Enfin, une troisième partie, en forme d’appendice documentaire, groupe les pièces justificatives et annexes belges invoquées à l’appui des démonstrations qui précèdent.

Les deux premières parties consacrées à une argumentation serrée et pressante suivent pas à pas chacune des imputations du livre allemand. On comprendra qu’il nous soit impossible de les résumer ici. Par l’abondance même et la précision des détails, elles échappent à l’analyse. Il faut les lire dans le texte original. C’est rapprochées du plaidoyer allemand qu’elles prennent toute leur valeur. On apprécie alors comme elle le doit être la vigueur de cette réfutation qui ne laisse place à aucun doute. On se rend compte aussi des raisons qui expliquent l’acharnement du bourreau contre sa victime. Proprium est generis humani odisse quem læseris. Ce mot de Tacite devrait servir d’épigraphe au Livre Blanc.

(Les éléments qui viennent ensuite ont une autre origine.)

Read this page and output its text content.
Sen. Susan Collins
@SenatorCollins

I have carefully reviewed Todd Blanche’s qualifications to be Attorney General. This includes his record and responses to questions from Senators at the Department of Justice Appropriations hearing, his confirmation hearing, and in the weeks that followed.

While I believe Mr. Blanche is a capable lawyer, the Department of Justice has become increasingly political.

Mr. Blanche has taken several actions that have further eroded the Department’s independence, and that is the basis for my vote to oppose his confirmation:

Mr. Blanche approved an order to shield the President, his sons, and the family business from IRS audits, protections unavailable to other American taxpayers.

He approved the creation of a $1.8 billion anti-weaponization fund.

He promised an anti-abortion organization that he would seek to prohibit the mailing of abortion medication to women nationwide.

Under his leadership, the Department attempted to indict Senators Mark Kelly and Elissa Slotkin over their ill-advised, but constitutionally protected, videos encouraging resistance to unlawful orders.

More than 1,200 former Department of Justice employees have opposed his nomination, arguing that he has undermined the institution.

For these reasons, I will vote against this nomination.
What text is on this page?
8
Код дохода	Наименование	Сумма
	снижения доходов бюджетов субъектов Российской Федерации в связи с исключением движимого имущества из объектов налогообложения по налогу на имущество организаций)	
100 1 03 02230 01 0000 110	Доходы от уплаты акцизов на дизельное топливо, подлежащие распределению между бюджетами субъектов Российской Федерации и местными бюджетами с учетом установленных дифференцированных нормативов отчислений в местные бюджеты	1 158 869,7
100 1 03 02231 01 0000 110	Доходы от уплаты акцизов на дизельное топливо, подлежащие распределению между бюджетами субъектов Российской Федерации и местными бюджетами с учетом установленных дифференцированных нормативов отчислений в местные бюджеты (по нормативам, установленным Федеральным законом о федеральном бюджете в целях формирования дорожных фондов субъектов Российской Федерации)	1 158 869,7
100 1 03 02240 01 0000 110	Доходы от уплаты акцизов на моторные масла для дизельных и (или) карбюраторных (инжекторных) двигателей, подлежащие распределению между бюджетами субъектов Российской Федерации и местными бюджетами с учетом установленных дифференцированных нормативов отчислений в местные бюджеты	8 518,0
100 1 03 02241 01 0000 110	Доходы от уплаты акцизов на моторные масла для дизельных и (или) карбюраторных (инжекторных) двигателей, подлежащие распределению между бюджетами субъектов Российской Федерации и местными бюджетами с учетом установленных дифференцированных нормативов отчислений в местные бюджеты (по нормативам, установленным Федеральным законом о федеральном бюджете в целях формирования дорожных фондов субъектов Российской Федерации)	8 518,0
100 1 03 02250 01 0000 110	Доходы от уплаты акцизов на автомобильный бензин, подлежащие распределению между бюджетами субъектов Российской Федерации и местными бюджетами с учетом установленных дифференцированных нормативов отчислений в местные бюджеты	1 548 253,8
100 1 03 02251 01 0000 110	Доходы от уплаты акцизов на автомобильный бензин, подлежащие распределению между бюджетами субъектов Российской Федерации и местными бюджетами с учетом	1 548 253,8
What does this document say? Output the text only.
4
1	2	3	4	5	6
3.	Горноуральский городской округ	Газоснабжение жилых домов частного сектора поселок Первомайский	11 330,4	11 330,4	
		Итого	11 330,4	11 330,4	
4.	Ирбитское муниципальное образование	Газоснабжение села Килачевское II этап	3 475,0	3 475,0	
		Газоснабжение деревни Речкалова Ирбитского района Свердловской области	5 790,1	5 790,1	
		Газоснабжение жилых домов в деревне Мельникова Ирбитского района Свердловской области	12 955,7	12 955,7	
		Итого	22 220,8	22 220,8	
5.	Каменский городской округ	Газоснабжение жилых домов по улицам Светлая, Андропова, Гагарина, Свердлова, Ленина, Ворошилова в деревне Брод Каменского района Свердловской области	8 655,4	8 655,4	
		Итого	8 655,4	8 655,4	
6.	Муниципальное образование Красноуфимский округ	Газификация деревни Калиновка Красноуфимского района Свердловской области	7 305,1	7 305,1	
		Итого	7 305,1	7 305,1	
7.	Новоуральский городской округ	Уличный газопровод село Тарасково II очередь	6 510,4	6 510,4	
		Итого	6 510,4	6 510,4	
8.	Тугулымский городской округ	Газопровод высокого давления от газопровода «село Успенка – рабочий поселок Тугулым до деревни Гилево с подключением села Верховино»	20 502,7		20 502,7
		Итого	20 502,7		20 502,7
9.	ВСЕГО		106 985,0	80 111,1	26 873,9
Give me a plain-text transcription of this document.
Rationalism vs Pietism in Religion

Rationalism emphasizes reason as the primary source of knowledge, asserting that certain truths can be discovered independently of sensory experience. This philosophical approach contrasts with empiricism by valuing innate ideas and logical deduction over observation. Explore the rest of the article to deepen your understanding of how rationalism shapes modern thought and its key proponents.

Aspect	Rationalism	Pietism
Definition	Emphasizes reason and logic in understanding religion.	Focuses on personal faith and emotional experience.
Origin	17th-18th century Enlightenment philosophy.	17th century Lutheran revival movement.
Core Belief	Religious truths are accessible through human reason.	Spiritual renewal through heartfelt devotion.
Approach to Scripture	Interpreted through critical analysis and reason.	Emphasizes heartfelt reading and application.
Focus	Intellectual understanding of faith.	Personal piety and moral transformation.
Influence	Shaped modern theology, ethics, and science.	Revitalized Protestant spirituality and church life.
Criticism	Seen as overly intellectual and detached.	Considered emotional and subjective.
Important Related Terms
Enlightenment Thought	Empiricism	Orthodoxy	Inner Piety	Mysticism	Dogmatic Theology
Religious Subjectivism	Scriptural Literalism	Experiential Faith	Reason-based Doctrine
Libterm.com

Mais le Livre gris belge ne se borne pas à discuter méthodiquement et sans passion les questions de fait et de droit, nombreuses et complexes, soulevées par les accusations allemandes ; il a fait aussi œuvre de démonstration positive, en procédant a une minutieuse reconstitution des événemens. Les relations qu’à son tour il en donne, avec pièces justificatives à l’appui, forment une série d’exposés historiques dont la persuasive sincérité et l’extrême précision s’imposent à tout esprit droit. Ce sont elles qui font surtout l’objet de la troisième partie. Nous nous y attacherons de préférence. Ce ne sont ici que des faits et des chiffres, — mais dont rien ne saurait dépasser l’éloquence.


I

Le Gouvernement belge annonce l’intention d’instituer lui-même, dès la libération du territoire, une enquête internationale. Il en souhaite le contrôle aussi ardemment que l’Allemagne le redoute. Mais les hommes exempts de prévention et désireux de juger en toute impartialité ne sont pas réduits à attendre jusque là pour se former une conviction sur les drames dont la Belgique a été le théâtre en août et septembre 1914. Quand, réprimant son émotion, on s’est penché sur ces puits d’horreurs et que l’on compare, avec le spectacle des forfaits qu’on y découvre, les relations fausses ou incomplètes qu’en donne le Livre Blanc, on reste positivement stupéfait de la mauvaise foi, — c’est le seul mot qu’on puisse employer, — avec laquelle la publication allemande a été composée.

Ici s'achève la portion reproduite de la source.